App Name: winwatch
Version: 1.1
Author: Securonix Anjaneyulu Bollimuntha

Installation and Configuration document:
Support Contact:anjirhl@gmail.com

Description of the App:
The WinWatch App for Splunk provides an Executive and Operational view of key metrics and trends derived using windows security event log.

Prerequisites:

•	Splunk Enterprise / light / cloud server.
•	Log data with source type : WinEventLog:Security

Install the WinWatch App
The WinWatch app has been provided as a “.tar.gz” file. Please follow the standard app import process in Splunk through the “Manage Apps” menu to install the WinWatch App.

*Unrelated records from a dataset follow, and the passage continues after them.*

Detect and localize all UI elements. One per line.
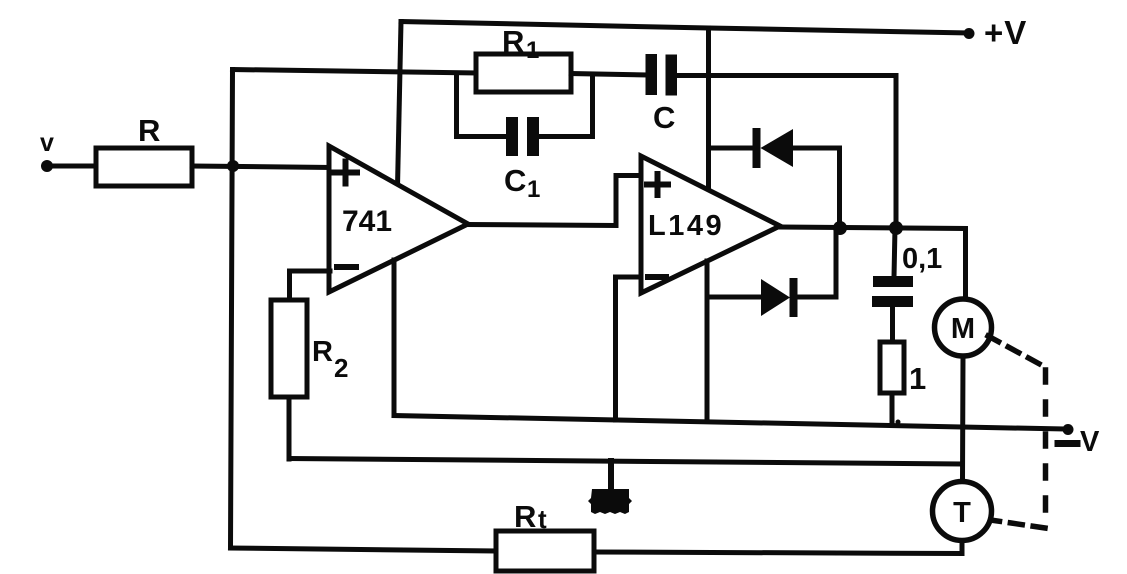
label -V xyxy=(1058,440,1077,447)
wire diode D1 anode branch xyxy=(709,146,755,151)
svg-text:C: C xyxy=(504,163,526,198)
wire resistor 1 to -V rail xyxy=(890,393,895,425)
wire C1 branch right leg xyxy=(539,75,593,137)
wire +V rail top xyxy=(401,22,968,34)
U1 minus marker xyxy=(337,264,356,270)
wire R2 to common rail xyxy=(287,397,292,459)
resistor R1 xyxy=(476,54,571,92)
node -V terminal dot xyxy=(1063,424,1074,435)
resistor R2 xyxy=(271,300,307,397)
svg-text:V: V xyxy=(1080,426,1100,458)
capacitor C right plate xyxy=(666,55,678,96)
ground block xyxy=(588,489,632,514)
U1 plus marker xyxy=(334,162,357,184)
wire C to output column xyxy=(677,76,896,225)
svg-text:741: 741 xyxy=(342,205,392,238)
capacitor C1 left plate xyxy=(506,117,518,156)
capacitor C1 right plate xyxy=(527,117,539,156)
wire L149 V- to -V rail xyxy=(705,261,710,420)
svg-text:+V: +V xyxy=(984,14,1027,51)
svg-text:1: 1 xyxy=(909,361,926,396)
wire feedback column vertical xyxy=(231,70,233,549)
svg-text:M: M xyxy=(951,313,975,345)
diode D2 cathode bar xyxy=(790,278,798,317)
-V rail xyxy=(394,416,1063,430)
node output junction dot right xyxy=(889,221,903,235)
wire 741 V- to -V rail xyxy=(392,260,397,416)
svg-text:t: t xyxy=(538,504,547,534)
motor M circle xyxy=(935,299,992,356)
node input terminal v dot xyxy=(41,160,53,172)
op-amp U2 L149 body xyxy=(641,156,780,293)
svg-text:v: v xyxy=(40,129,54,157)
svg-text:1: 1 xyxy=(527,176,540,203)
wire feedback top run to R1 xyxy=(233,70,477,74)
wire diode D2 anode branch xyxy=(707,295,761,300)
wire +V drop to 741 V+ pin xyxy=(398,22,402,188)
wire ground stub xyxy=(608,461,614,490)
U2 plus marker xyxy=(647,174,668,195)
svg-text:R: R xyxy=(138,113,160,148)
wire D1 to output node xyxy=(793,148,840,228)
wire 741 output to L149 + input xyxy=(468,176,641,226)
wire T bottom to Rt run xyxy=(595,541,963,554)
svg-text:R: R xyxy=(514,499,536,534)
node small dot at rail xyxy=(896,420,901,425)
wire R1 to C xyxy=(571,74,646,76)
wire L149 output run xyxy=(780,227,966,299)
wire C2 to resistor 1 xyxy=(890,307,895,343)
mechanical coupling dashed vertical xyxy=(1043,370,1049,528)
capacitor C2 bottom plate xyxy=(872,296,913,307)
wire Rt to feedback column xyxy=(231,548,497,551)
diode D2 body xyxy=(761,279,790,316)
svg-text:R: R xyxy=(312,336,333,368)
svg-text:2: 2 xyxy=(334,353,348,383)
diode D1 cathode bar xyxy=(753,128,761,168)
svg-text:C: C xyxy=(653,100,675,135)
wire +V drop to L149 V+ pin xyxy=(706,28,711,190)
resistor Rt xyxy=(496,531,594,571)
wire L149 minus input to -V rail xyxy=(616,277,642,420)
svg-text:0,1: 0,1 xyxy=(902,243,942,275)
tachometer T circle xyxy=(933,482,992,541)
capacitor C2 top plate xyxy=(873,276,913,287)
common rail to R2 and ground xyxy=(289,459,960,465)
U2 minus marker xyxy=(648,274,666,280)
svg-text:R: R xyxy=(502,24,524,59)
op-amp U1 741 body xyxy=(329,146,468,292)
resistor R3 value 1 xyxy=(880,342,904,393)
node output junction dot left xyxy=(833,221,847,235)
svg-text:L149: L149 xyxy=(648,210,724,242)
wire R to 741 + input xyxy=(192,166,330,168)
wire output node to capacitor C2 xyxy=(894,228,895,277)
svg-text:T: T xyxy=(953,497,971,529)
svg-text:1: 1 xyxy=(526,37,539,64)
capacitor C left plate xyxy=(646,54,658,95)
node +V terminal dot xyxy=(964,28,975,39)
diode D1 body xyxy=(761,129,794,167)
node input junction dot xyxy=(227,160,239,172)
resistor R xyxy=(96,148,192,186)
wire D2 to output node xyxy=(797,228,836,297)
wire C1 branch left leg xyxy=(457,73,508,137)
wire input to R xyxy=(47,164,96,169)
mechanical coupling dashed T side xyxy=(994,521,1045,529)
mechanical coupling dashed M side xyxy=(988,336,1046,368)
wire M to T xyxy=(960,356,966,481)
wire 741 minus input to R2 xyxy=(290,271,331,301)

>> Click on the “Manage Apps” from Apps drop down and Choose “Install app from file” option.

<< Dashboard Details >>

User Logon Metrics / Trends

The initial three panels provide day-day comparison of below items (last 48hrs).

	No of servers people accessed.
	No of unique accounts used.
	Total logon count.
	Total logon trend.
	Interactive logon trend 
	Non-Interactive logon trend (network,batch ..etc).

Management Activities 

The first four panels in the dashboard provides the below details.
-	Count of accounts created count (Day-Day comparison)
-	Count of accounts Removed count (Day-Day comparison)
-	Count of accounts Modified (Day-Day comparison)
-	Trend over time (Account created / removed) for the selected timeframe.
-	Activity trend of accounts being enabled and disabled.
-	Activity trend of accounts being locked and unlocked.
-	Activity trend of firewall rule changes.
-	Activity trend of domain and audit policy changes.